Dad passed away on December 23, 1973, barely two months following correspondence with you, as a result of another heart attack.

As you can see Dad was not a literary artist, but he truly loved the past, especially the early 1900 era, when he was a boy. He, in his own fashion, wrote constantly, not only of his own experience, but also endeavored to capture the history of times, places, and things. He also collected artifacts and had a tremendous collection of reproduced photography..

Lee Rhinemiller

Dear Friends

I have been a reader of Iron Men Album since 1956.1 took Dad, A. J. Rhinemiller, to the Montpelier, Ohio, Show but after twenty minutes he wanted no part of it. He and two brothers and their father threshed for many years with Huber machinery. Granddad, John F. Rhinemiller, had a scarf caught in the gears of his engine and had a close call. They say after that he would not touch the engine and hired a Mr. Peters to run it for him. In later years, my Dad usually ran the engine.

My first remembrance of the engines was when Granddad took me with him at about age five to Marion, Ohio. He and Mr. Huber were very good friends. Of course going through the factory, the boiler room, up one side, down the other, still sticks in my memory as a very noisy place, then eating dinner on the train coming home.

Next I believe was when Huber sent men to our place to replace a vertical flue through the steam chart to the bottom of the boiler. I have an old Huber Engine Catalogue showing their flues.

It was cold and really quite a job to replace this flue. I came along and ran the engine every chance I could get. I even played hookey from school a few times, too. January 10, 1912 Granddad was killed in a railroad crossing accident near his home. Dad took over the Huber outfit and the farm. In 1915, there being eight large steam rigs in a twenty mile radius, Dad traded the outfit for a 1916 Oldsmobile. After that he always said he had a nickle when he had the Huber outfit but after that he was broke. The rig, 18 H.P. engine 28-54 wooden separator were around our neck of the woods close up to the 1930's.

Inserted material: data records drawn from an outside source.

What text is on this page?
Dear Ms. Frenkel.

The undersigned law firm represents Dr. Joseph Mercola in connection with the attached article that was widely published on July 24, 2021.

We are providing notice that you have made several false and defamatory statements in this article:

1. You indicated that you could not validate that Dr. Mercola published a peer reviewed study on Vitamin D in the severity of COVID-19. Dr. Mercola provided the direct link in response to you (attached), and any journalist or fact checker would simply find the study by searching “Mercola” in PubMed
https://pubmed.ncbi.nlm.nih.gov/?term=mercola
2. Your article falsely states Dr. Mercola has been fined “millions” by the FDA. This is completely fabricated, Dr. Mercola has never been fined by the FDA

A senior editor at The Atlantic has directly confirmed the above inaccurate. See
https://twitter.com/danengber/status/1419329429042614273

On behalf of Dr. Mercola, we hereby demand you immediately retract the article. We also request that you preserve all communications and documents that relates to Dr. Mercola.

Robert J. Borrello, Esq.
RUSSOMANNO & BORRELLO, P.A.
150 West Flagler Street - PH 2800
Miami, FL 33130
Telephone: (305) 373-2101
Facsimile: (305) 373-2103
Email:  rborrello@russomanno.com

I sure was 'cock-of-the-walk' when I could run the engine. Seventeen years old when it went its way. Accidentally filling the boiler so full she wouldn't run and threw over the stack. I shut off and took off across the fields and five years later I was reminded of the incident by one of the neighbors who was there. Today there is a large recreational center, golf, etc. where this water incident took place. Now at age 73, my fingers still itch to handle the old engines again. I attend nearly all the engine shows within reasonable distance and enjoy seeing those old timers showing their stuff and wishing for a chance to do a bit of running again. In later years I worked in Huron, Ohio, Ore Docks as an oiler when everything was steam powered. This eased the want somewhat but they still were not traction engines. I have handled Huber, Port Huron, Buffalo Pitts double, and one or two others. They were all good equipment and engines. I also ran an Austin-Western single cylinder road roller, a good enough outfit but not comparable to steam. Starting 1921 at carpenter trade, was shelved by a coronary in 1969 so at present, sitting out second coronary. Memory Lane, thank goodness, is lonely and sometimes narrow but it's still sure one hook-up with the past life.